With everyone present and accounted for, the Bombardier’s airstairs folded up and the plane taxied down the runway.
CJ still felt a little unnerved sitting inside the blacked-out plane. It was claustrophobic and, well, kind of weird. It was a very trusting thing to do, to allow yourself to be flown to an unknown destination. But then, she told herself, she was travelling with some serious VIPs—the US Ambassador to China and two high-profile New York Times journalists—and they seemed perfectly fine with the arrangement.
The Bombardier took off, heading to God-only-knew-where.

3
The Bombardier flew for about two hours.
We could be anywhere in southeast Asia , CJ thought. Thanks to the blacked-out windows, she didn’t know if they had flown in a straight line or in circles.

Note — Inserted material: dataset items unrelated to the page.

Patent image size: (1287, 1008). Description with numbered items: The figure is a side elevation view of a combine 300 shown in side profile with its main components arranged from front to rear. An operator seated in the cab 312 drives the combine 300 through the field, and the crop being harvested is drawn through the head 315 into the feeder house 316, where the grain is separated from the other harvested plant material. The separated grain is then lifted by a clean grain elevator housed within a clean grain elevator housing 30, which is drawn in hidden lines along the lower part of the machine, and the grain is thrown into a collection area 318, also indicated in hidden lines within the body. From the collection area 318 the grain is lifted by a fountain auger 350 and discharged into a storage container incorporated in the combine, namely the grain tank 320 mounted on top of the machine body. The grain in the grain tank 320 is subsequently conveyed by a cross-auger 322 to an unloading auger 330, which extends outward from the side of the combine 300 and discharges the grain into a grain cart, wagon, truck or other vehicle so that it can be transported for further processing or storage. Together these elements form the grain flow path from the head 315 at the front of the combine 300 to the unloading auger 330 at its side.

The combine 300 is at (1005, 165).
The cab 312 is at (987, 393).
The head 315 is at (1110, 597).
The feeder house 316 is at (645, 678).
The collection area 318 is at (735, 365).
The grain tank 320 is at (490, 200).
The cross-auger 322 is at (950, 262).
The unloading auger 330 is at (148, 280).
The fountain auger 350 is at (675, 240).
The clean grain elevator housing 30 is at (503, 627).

The Chinese were very keen to keep the location of their new zoo secret.
When it finally landed, the Bombardier taxied for a few minutes before coming to a halt at an airbridge. The six American guests disembarked to find themselves standing inside a brand-new airport terminal. The walls and floors gleamed. None of the many shops was open but they looked ready to go. The entire terminal, built to handle the movement of thousands of people, was eerily empty.
High floor-to-ceiling windows revealed the landscape outside: spectacular mountains and moss-covered limestone buttes.
‘Ah-ha, we are still in southern China,’ Seymour Wolfe said. ‘If I were to hazard a guess, I’d say we are in the north of Guangdong province.’
Na nodded and smiled.
As she guided them all through the empty airport, Wolfe said, ‘This area is famous for these incredible landforms. Towering pinnacles and mossy buttes. There’s a well-known crater out here not unlike Meteor Crater in Arizona: it’s not as big as Meteor Crater, but it’s beautiful, perfectly circular, and over the eons it has filled with water, so it’s called Crater Lake.’